US District Judge Robert Wilkins said the American government can proceed with the case that alleges Armstrong defrauded the government by accepting sponsorship money from the US Postal Service while using performance-enhancing drugs.
"The court denies without prejudice the defendants' motion to dismiss the government's action as time-barred," Wilkins wrote in his opinion.
Armstrong was stripped of his seven Tour de France titles for doping and handed a life ban from the sport, eventually admitting last year, after more than 10 years of denials, that all seven triumphs were fueled by banned drugs.

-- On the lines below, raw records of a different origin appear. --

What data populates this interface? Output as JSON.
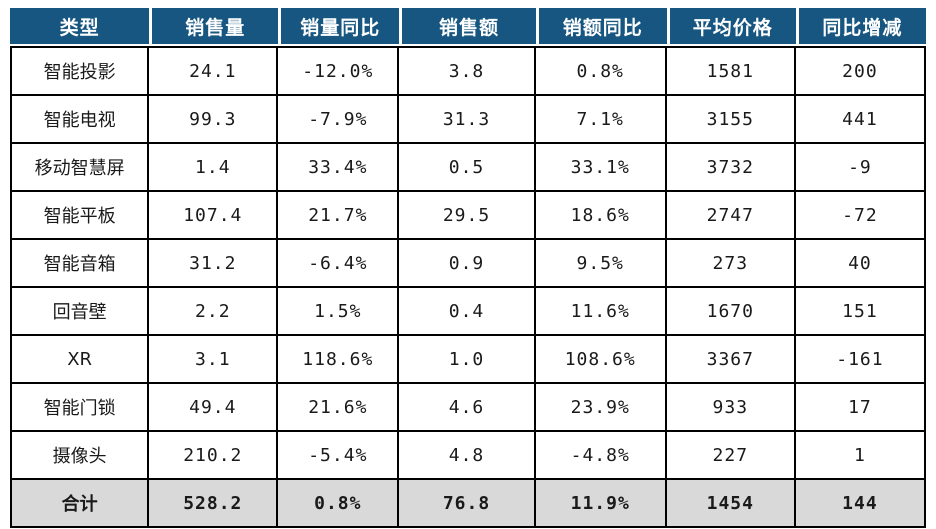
{
  "colors": {
    "header_bg": "#165680",
    "header_text": "#FFFFFF",
    "increase_red": "#FB0000",
    "decrease_green": "#27BE69",
    "total_row_bg": "#D9D9D9",
    "body_text": "#1A1A1A",
    "border": "#000000"
  },
  "chart_data": {
    "type": "table",
    "title": "",
    "columns": [
      "类型",
      "销售量",
      "销量同比",
      "销售额",
      "销额同比",
      "平均价格",
      "同比增减"
    ],
    "rows": [
      {
        "is_total": false,
        "cells": [
          "智能投影",
          "24.1",
          "-12.0%",
          "3.8",
          "0.8%",
          "1581",
          "200"
        ],
        "cell_colors": [
          "black",
          "black",
          "green",
          "black",
          "red",
          "black",
          "red"
        ]
      },
      {
        "is_total": false,
        "cells": [
          "智能电视",
          "99.3",
          "-7.9%",
          "31.3",
          "7.1%",
          "3155",
          "441"
        ],
        "cell_colors": [
          "black",
          "black",
          "green",
          "black",
          "red",
          "black",
          "red"
        ]
      },
      {
        "is_total": false,
        "cells": [
          "移动智慧屏",
          "1.4",
          "33.4%",
          "0.5",
          "33.1%",
          "3732",
          "-9"
        ],
        "cell_colors": [
          "black",
          "black",
          "red",
          "black",
          "red",
          "black",
          "green"
        ]
      },
      {
        "is_total": false,
        "cells": [
          "智能平板",
          "107.4",
          "21.7%",
          "29.5",
          "18.6%",
          "2747",
          "-72"
        ],
        "cell_colors": [
          "black",
          "black",
          "red",
          "black",
          "red",
          "black",
          "green"
        ]
      },
      {
        "is_total": false,
        "cells": [
          "智能音箱",
          "31.2",
          "-6.4%",
          "0.9",
          "9.5%",
          "273",
          "40"
        ],
        "cell_colors": [
          "black",
          "black",
          "green",
          "black",
          "red",
          "black",
          "red"
        ]
      },
      {
        "is_total": false,
        "cells": [
          "回音壁",
          "2.2",
          "1.5%",
          "0.4",
          "11.6%",
          "1670",
          "151"
        ],
        "cell_colors": [
          "black",
          "black",
          "red",
          "black",
          "red",
          "black",
          "red"
        ]
      },
      {
        "is_total": false,
        "cells": [
          "XR",
          "3.1",
          "118.6%",
          "1.0",
          "108.6%",
          "3367",
          "-161"
        ],
        "cell_colors": [
          "black",
          "black",
          "red",
          "black",
          "red",
          "black",
          "green"
        ]
      },
      {
        "is_total": false,
        "cells": [
          "智能门锁",
          "49.4",
          "21.6%",
          "4.6",
          "23.9%",
          "933",
          "17"
        ],
        "cell_colors": [
          "black",
          "black",
          "red",
          "black",
          "red",
          "black",
          "red"
        ]
      },
      {
        "is_total": false,
        "cells": [
          "摄像头",
          "210.2",
          "-5.4%",
          "4.8",
          "-4.8%",
          "227",
          "1"
        ],
        "cell_colors": [
          "black",
          "black",
          "green",
          "black",
          "green",
          "black",
          "red"
        ]
      },
      {
        "is_total": true,
        "cells": [
          "合计",
          "528.2",
          "0.8%",
          "76.8",
          "11.9%",
          "1454",
          "144"
        ],
        "cell_colors": [
          "black",
          "black",
          "red",
          "black",
          "red",
          "black",
          "red"
        ]
      }
    ]
  }
}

Armstrong finally admitted to doping during a television interview broadcast in January 2013 with American talk show host Oprah Winfrey.
The case was originally brought against Armstrong by former teammate and fellow American Floyd Landis. The Justice Department chose to intervene and filed its own case against Armstrong.
The government said the US Postal Service was duped into paying Armstrong and his teammates $40 million from 1998 to 2004.
In February of last year, the US government filed the suit against Armstrong demanding $100 million in damages on behalf of Armstrong's then major sponsor the US Postal Service.
Armstrong argued in November that the courts should dismiss the government's case against him, saying they waited more than 10 years to file suit.